AnoMalNet: Outlier Detection based Malaria Cell Image Classification Method Leveraging Deep Autoencoder
Aminul Huq, Md Tanzim Reza, Shahriar Hossain, Shakib Mahmud Dipto
TL;DR
The paper addresses binary malaria parasite detection in cell images under extreme class imbalance. It proposes AnoMalNet, a convolutional autoencoder trained only on uninfected cells, using reconstruction-loss thresholding (threshold = $\mu + 3\sigma$) to label images as infected. On a NIH malaria cell image dataset, AnoMalNet outperforms large CNNs with accuracy 98.49%, precision 97.07%, recall 100%, and F1 98.52, demonstrating the effectiveness of outlier-based detection in imbalanced scenarios. This approach offers a practical alternative when disease-positive samples are scarce and has potential for deployment on edge devices due to its lighter-weight training paradigm and reliance on normal-class data during training.
Abstract
Class imbalance is a pervasive issue in the field of disease classification from medical images.

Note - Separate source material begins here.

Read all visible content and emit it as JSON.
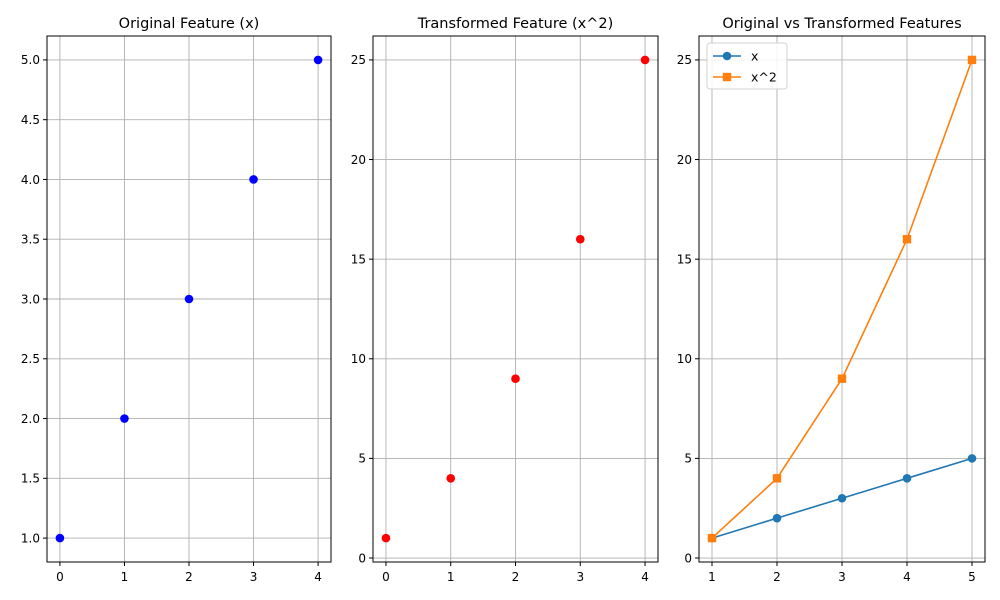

It is necessary to balance out the class distribution while training a model for decent results. However, in the case of rare medical diseases, images from affected patients are much harder to come by compared to images from non-affected patients, resulting in unwanted class imbalance. Various processes of tackling class imbalance issues have been explored so far, each having its fair share of drawbacks. In this research, we propose an outlier detection based binary medical image classification technique which can handle even the most extreme case of class imbalance. We have utilized a dataset of malaria parasitized and uninfected cells. An autoencoder model titled AnoMalNet is trained with only the uninfected cell images at the beginning and then used to classify both the affected and non-affected cell images by thresholding a loss value. We have achieved an accuracy, precision, recall, and F1 score of 98.49%, 97.07%, 100%, and 98.52% respectively, performing better than large deep learning models and other published works. As our proposed approach can provide competitive results without needing the disease-positive samples during training, it should prove to be useful in binary disease classification on imbalanced datasets.